# parking sensors



## longleaf (Dec 11, 2005)

Hi to everybody

I have just fitted the Nissan RPS parking sensors to my 04 dci SVE and am wondering if the blue cablle that is in the multi plug with the Red power lead and the Black ground/earth lead has to cut or left as a loop as it comes .
The reason i ask is i am having some trouble getting them to work properly and am assuming that the blue lead being in a loop could be fooling it into thinking that a reversing camera is fitted.
Any help would be very welcome


----------



## flynn (Jun 23, 2006)

I bought a Nissan parking sensor kit but they came without any instructions so you may be better informed than me.  

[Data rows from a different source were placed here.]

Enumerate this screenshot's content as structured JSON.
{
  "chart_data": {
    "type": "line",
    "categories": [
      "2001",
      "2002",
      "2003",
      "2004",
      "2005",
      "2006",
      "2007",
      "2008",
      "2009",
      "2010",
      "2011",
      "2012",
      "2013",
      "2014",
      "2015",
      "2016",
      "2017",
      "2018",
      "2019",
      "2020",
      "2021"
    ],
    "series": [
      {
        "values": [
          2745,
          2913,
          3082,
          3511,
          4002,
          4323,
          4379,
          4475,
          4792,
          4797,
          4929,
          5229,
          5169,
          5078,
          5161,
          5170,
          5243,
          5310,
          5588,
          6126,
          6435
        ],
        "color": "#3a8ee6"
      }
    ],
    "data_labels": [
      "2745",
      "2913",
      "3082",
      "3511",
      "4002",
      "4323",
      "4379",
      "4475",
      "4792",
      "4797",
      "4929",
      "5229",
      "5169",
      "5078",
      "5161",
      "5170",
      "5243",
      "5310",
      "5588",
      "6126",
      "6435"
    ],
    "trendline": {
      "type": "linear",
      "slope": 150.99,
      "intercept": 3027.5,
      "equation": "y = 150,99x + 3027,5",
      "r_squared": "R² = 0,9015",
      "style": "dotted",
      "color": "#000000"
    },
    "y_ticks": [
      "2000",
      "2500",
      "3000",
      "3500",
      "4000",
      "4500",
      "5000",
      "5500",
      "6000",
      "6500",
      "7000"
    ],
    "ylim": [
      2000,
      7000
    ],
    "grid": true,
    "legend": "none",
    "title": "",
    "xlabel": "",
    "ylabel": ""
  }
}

I'm still chasing the supplier for them. Are yours branded as Nissan? Mine came in a Nissan box with a Nissan leaflet about what the beeps mean but don't have the Nissan brand on the actual parts.


----------



## longleaf (Dec 11, 2005)

The main control unit has the Nissan brand on it as did the box that it came in as well as the Nissan part # Ke511-99900. All paperwork was also genuine Nissan but i am still not sure about the looped blue cable needing to be cut or not. 
The sensors do not appear to detect every thing and when they do there is no change in rate of beeps no matter how close to the object the vehicle is.


----------



## flynn (Jun 23, 2006)

Can't you snip the wire and re-join it with one of those blue connector thingies if it doesn't help? I notice the four sensors I've got are numbered 1 to 4. Does that mean they have to be positioned in any particular order?


----------



## longleaf (Dec 11, 2005)

I have just cut the Blue wire before i read your reply and all seems to be working fine.If you dont have the instructions i maybe able to e-mail u a copy of mine if that would help but to be honest with only 2 wires to connect it's fairly straight forward.
The Red wire is connected to the Yellow/Green wire that feeds the reverse light and the Black is the earth.The rest of the instructions are all about positioning all the components i.e sensors /control unit/wiring loom and how to remove the rear bumper.


----------



## flynn (Jun 23, 2006)

longleaf said:


> I have just cut the Blue wire before i read your reply and all seems to be working fine.If you dont have the instructions i maybe able to e-mail u a copy of mine if that would help but to be honest with only 2 wires to connect it's fairly straight forward.
> The Red wire is connected to the Yellow/Green wire that feeds the reverse light and the Black is the earth.The rest of the instructions are all about positioning all the components i.e sensors /control unit/wiring loom and how to remove the rear bumper.


Well done! Yes please, a copy of the instructions would be great. At least I'll know what I'm supposed to know and was wondering about the bumper. I'll PM.

I notice on mine that one blue wire comes out of the plug and into the loom but two seem to come out the other end (taped back so may be joined). Clever stuff.


----------